Passive Compliance Bin to Truck To Facility Easy

There is effort involved in becoming compliant. That is what we are calling active compliance. And, as mentioned earlier, it makes sense. It is our waste, so we should know what it is, who is taking it away, and what happens to it. And we do care about this. Waste has not left the news since Blue Planet II first aired in late 2017. We do care, until we have to deal with it directly. Until we have to put effort into dealing with it. Then we revert to the expected norm, the option that relies on a rag-and-bone man.

This expected norm, the default position, needs to change. This is where passive compliance needs to operate. Dsposal's aim is to maximise the utility of waste via easy-to-use ubiquitous technology, making relevant data accessible and useful to all waste producers everywhere in order to drive behaviour change and create value. Those ever-branching if statements are bread and butter for technology. The framework to digitise the process already exists. In some respects, that is the easy part.

The hard part is developing and building an environment-promoting societal context where duty of care and compliant behaviour are the norm, and where a holistic approach is taken to ensure this is promoted by everybody that interacts with waste.

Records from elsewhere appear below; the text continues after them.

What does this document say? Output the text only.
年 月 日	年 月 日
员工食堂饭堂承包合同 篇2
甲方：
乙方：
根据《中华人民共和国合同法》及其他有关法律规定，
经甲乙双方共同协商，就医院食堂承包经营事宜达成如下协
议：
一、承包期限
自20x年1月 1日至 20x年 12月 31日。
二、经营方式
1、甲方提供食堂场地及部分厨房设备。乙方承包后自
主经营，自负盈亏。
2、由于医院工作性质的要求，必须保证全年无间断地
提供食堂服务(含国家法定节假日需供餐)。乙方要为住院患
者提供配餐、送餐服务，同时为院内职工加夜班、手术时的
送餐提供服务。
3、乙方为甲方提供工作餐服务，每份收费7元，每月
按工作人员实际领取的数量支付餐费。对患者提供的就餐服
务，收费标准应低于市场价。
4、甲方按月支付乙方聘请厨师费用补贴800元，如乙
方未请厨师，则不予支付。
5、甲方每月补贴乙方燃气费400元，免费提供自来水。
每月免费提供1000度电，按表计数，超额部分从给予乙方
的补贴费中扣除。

The complexity is how to marry the current situation of using kerbside collection or HWRCs passively with the need to use other organisations actively.

At Dsposal we have been building our technology, ideas, and learning around four pillars:

  • Know: gather all the data and information needed to provide knowledge and insight on the industry
  • Interact: allow everybody to interact with the information collected and, at the point of decision-making, highlight the sustainable consequences of choice
  • Transact: facilitate transactions through the waste pathways
  • Reward: reward behaviours that keep resources in their highest-value states and create social and institutional environments that encourage reuse

We released these concepts for the GovTech Catalyst Smart Waste Tracking competition in March 2019. But how do we promote a situation where duty of care is the norm and is achieved passively?

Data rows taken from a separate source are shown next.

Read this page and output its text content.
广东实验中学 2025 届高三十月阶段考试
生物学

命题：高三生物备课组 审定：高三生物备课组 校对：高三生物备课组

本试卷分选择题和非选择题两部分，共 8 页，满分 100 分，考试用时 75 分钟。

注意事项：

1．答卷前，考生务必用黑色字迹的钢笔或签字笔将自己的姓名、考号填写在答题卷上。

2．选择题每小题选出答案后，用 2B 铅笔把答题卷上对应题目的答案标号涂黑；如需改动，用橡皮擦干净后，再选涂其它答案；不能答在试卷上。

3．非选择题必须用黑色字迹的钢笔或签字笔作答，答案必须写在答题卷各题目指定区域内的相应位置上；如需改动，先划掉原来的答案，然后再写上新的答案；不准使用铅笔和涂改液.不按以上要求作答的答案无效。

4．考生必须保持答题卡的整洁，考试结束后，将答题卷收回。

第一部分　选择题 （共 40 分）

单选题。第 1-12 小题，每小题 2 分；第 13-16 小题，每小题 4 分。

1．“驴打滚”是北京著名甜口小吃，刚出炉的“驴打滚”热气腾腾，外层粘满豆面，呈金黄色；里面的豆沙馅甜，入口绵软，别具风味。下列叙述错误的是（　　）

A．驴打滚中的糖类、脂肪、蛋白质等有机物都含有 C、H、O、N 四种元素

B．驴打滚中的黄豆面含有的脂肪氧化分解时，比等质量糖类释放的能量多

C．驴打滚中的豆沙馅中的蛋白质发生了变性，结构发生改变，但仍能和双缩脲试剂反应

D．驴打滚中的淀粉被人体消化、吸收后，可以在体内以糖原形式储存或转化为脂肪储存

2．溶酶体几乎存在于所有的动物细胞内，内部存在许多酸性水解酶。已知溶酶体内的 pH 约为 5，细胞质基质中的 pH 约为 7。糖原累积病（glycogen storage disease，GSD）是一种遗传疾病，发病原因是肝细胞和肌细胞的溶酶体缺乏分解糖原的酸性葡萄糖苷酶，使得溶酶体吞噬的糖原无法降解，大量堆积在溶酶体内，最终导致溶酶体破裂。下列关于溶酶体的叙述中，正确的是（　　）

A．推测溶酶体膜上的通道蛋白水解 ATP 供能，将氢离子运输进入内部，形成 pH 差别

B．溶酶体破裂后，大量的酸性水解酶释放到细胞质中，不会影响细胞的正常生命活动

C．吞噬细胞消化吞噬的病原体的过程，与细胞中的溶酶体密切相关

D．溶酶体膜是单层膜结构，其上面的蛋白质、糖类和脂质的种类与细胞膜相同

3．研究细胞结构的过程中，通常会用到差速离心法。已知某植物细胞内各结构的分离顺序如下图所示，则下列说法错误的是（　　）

The first step towards holistic passive compliance is openness of the data and information that already exists, together with mapping local authority activities to the duty of care framework. Let us reframe the four basic duty of care steps for local authorities:

Get the name and address of the service provider

Provide the name and address of the contractor collecting bin waste from homes and operating household waste recycling centres.

Check that they are licensed to provide the service

Make licences and permits available and help the public understand these documents.

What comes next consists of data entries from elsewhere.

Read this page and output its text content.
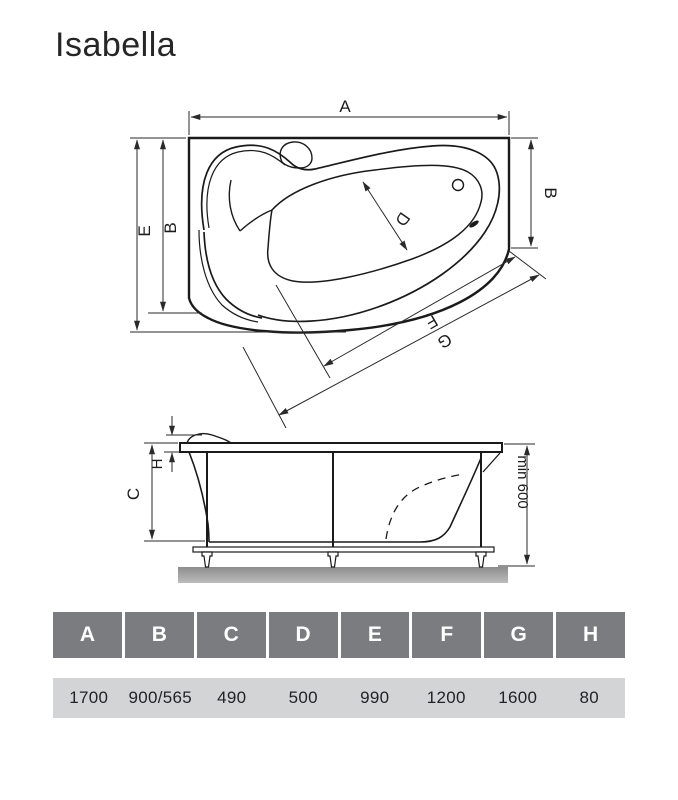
Isabella
A
E B
B
D
F
G
H
C	min 600
A	B	C	D	E	F	G	H
1700	900/565	490	500	990	1200	1600	80
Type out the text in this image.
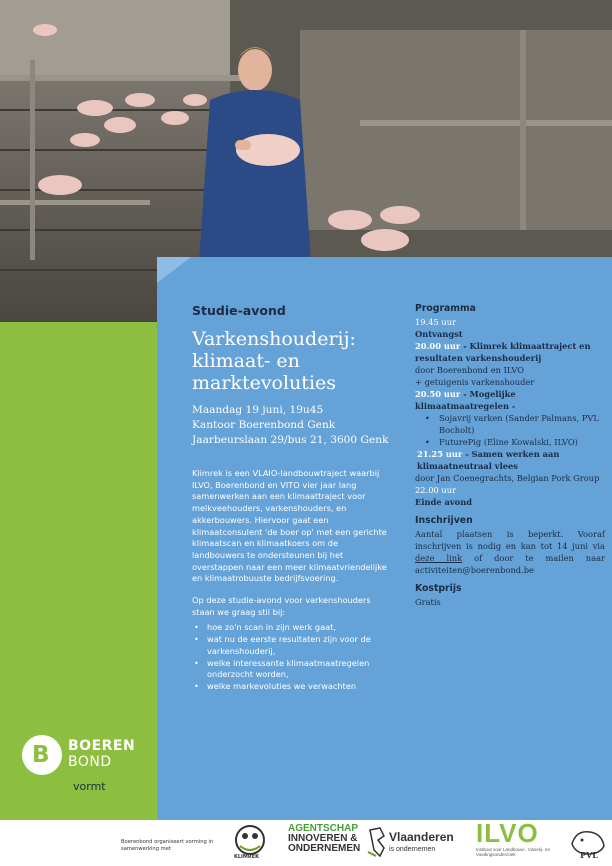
Studie-avond
Varkenshouderij:
klimaat- en
marktevoluties
Maandag 19 juni, 19u45
Kantoor Boerenbond Genk
Jaarbeurslaan 29/bus 21, 3600 Genk

Klimrek is een VLAIO-landbouwtraject waarbij ILVO, Boerenbond en VITO vier jaar lang samenwerken aan een klimaattraject voor melkveehouders, varkenshouders, en akkerbouwers. Hiervoor gaat een klimaatconsulent 'de boer op' met een gerichte klimaatscan en klimaatkoers om de landbouwers te ondersteunen bij het overstappen naar een meer klimaatvriendelijke en klimaatrobuuste bedrijfsvoering.

Op deze studie-avond voor varkenshouders staan we graag stil bij:

• hoe zo'n scan in zijn werk gaat,
• wat nu de eerste resultaten zijn voor de varkenshouderij,
• welke interessante klimaatmaatregelen onderzocht worden,
• welke markevoluties we verwachten
Programma
19.45 uur
Ontvangst
20.00 uur - Klimrek klimaattraject en resultaten varkenshouderij
door Boerenbond en ILVO
+ getuigenis varkenshouder
20.50 uur - Mogelijke klimaatmaatregelen -
• Sojavrij varken (Sander Palmans, PVL Bocholt)
• FuturePig (Eline Kowalski, ILVO)
21.25 uur - Samen werken aan klimaatneutraal vlees
door Jan Coenegrachts, Belgian Pork Group
22.00 uur
Einde avond
Inschrijven
Aantal plaatsen is beperkt. Vooraf inschrijven is nodig en kan tot 14 juni via deze link of door te mailen naar activiteiten@boerenbond.be
Kostprijs
Gratis
B BOEREN
BOND
vormt
Boerenbond organiseert vorming in samenwerking met
KLIMREK
AGENTSCHAP
INNOVEREN &
ONDERNEMEN
Vlaanderen
is ondernemen
ILVO
Instituut voor Landbouw-, Visserij- en Voedingsonderzoek	PVL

Ask what happens next concerning the product or service

Release the data and information regarding the waste pathway to the public. Withhold nothing about the final disposal or recovery location and help with interpretation of the data.

Get signed paperwork

This one is a little impracticable for local authorities because collections are carried out on rounds. But three out of four is not bad.

There is variety and diversity in household waste collections. Decades of decisions made it that way, but what we need is consistency, not uniformity. Consistency in expectation. The norm of simply throwing waste away needs to change. The new norm needs to understand who is picking up waste, where it goes, and confirmation that it got there. But this needs to happen passively.